Il est vrai, Monsieur Lasbordes, qu'il faudra aussi engager des simplifications administratives et comptables pour que les laboratoires soient plus performants et que du temps soit dégagé pour faire de la recherche plutôt que de l'administratif. Ce chantier est entamé et il sera mené à bien, par étapes, d'ici à 2006.

Notre objectif n'est pas de privatiser la recherche, ce qui serait contre-productif pour l'Etat, lequel souhaite promouvoir la science comme bien public d'intérêt collectif par une recherche indépendante et neutre, dont a parlé M. Dutoit, mais aussi performante, ouverte, capable de fournir l'expertise indispensable à la décision politique, suscitant la confiance du citoyen, faisant la fierté d'une science créatrice de savoirs et de valeurs partagées. L'objectif est un investissement de toutes les forces créatrices avec une recherche publique forte qui joue son rôle de catalyseur et de levier pour une recherche en entreprise innovante, facteur de croissance et de progrès, créatrice d'emplois et de richesses.

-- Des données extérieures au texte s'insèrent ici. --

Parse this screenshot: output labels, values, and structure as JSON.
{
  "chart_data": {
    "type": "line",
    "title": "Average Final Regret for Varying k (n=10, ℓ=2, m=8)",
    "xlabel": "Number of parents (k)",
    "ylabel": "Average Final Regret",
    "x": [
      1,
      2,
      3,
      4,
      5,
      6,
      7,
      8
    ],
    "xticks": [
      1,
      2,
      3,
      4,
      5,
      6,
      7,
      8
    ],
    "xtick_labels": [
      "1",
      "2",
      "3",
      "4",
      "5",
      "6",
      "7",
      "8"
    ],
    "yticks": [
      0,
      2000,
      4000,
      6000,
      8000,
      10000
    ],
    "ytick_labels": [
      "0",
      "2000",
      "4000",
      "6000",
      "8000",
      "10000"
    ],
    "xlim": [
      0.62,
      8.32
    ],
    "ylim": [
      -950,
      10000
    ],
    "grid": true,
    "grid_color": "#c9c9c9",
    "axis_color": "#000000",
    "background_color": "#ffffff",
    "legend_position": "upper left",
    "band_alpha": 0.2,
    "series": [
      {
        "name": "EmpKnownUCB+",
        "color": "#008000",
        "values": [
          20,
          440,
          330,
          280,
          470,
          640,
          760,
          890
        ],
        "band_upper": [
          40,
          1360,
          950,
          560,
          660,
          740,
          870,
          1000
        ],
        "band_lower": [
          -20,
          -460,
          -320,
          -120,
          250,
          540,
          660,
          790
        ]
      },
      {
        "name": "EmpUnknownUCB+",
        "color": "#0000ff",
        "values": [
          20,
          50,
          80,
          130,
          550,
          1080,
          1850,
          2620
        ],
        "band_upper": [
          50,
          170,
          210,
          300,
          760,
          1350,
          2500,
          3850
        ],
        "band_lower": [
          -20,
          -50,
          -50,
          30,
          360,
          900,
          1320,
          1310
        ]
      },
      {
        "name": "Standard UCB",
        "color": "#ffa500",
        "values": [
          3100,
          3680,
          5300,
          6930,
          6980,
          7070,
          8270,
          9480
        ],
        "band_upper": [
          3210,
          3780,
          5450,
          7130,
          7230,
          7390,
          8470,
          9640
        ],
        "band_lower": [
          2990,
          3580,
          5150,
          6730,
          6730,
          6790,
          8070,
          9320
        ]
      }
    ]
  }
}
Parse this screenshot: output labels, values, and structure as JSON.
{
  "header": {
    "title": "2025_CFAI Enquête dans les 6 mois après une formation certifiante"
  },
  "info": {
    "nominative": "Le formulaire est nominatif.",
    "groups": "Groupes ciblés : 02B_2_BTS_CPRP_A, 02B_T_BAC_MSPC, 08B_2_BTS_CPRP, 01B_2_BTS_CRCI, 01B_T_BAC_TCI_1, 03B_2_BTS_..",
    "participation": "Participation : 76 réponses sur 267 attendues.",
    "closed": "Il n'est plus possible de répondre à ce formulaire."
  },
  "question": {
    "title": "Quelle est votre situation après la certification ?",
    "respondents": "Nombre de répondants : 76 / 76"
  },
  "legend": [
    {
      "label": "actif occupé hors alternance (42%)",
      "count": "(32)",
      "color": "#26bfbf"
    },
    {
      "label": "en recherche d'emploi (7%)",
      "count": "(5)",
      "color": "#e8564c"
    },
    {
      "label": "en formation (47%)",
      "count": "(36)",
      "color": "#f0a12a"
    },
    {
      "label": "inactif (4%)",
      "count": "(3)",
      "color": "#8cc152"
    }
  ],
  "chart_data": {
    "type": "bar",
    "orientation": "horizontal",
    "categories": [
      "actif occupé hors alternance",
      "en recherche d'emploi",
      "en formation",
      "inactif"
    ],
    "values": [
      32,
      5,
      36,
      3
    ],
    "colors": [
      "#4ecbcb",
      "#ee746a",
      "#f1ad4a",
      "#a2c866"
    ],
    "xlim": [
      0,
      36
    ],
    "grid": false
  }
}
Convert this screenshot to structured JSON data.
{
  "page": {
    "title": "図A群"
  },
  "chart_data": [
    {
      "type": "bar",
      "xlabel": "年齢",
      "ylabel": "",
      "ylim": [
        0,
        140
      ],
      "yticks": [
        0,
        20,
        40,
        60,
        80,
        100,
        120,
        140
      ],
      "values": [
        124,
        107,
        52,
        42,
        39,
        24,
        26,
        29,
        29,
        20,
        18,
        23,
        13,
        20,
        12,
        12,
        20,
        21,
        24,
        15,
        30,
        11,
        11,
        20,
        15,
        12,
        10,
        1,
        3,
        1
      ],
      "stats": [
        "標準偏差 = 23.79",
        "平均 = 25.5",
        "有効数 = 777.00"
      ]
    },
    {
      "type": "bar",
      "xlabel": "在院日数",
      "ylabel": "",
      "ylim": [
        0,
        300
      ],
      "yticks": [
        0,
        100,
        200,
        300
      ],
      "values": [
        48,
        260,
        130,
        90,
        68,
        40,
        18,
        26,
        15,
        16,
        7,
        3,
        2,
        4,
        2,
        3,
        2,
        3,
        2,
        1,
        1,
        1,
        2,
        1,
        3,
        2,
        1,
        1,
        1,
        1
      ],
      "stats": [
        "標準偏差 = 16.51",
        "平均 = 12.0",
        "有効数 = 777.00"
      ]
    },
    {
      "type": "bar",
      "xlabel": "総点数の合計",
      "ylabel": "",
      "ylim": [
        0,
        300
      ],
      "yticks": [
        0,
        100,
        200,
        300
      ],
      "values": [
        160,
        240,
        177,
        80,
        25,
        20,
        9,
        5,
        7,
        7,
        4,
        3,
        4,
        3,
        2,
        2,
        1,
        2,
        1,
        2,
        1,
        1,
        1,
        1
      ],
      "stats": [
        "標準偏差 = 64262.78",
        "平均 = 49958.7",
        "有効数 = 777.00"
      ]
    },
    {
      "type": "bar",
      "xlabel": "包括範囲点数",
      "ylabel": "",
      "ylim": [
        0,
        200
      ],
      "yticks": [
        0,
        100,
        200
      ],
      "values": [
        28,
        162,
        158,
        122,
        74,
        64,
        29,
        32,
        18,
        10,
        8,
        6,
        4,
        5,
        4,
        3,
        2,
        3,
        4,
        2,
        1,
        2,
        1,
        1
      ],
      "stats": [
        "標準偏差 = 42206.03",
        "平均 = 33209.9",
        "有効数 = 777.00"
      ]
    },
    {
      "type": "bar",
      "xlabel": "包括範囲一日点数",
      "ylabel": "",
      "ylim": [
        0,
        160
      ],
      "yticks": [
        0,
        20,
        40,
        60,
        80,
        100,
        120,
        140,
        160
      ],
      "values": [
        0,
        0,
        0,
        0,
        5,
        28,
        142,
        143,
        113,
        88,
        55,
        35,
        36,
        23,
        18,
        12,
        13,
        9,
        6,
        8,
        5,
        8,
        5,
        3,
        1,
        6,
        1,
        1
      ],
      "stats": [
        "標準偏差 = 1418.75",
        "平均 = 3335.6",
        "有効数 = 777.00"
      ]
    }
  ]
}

Une preuve supplémentaire de cette volonté de synergie est la création du Fonds de priorité de recherche, alimenté par le CAS pour 150 millions d'euros. Il aidera notamment à mettre sur pied des fondations qui associent financement public et privé, philanthropie des particuliers et intérêts économiques des entreprises. Ces fondations de recherche constituent chez nos partenaires européens ou américains des outils puissants de financement de la recherche. Nous ne pouvions être en reste. Les fondations Pasteur ou Curie, exemples du succès qui peut être obtenu dans le cadre de telles structures, doivent faire des émules tout aussi excellents et renommés. C'est dans cet esprit que s'inscrivent la loi sur le mécénat rénovée et la mobilisation des fonds du CAS.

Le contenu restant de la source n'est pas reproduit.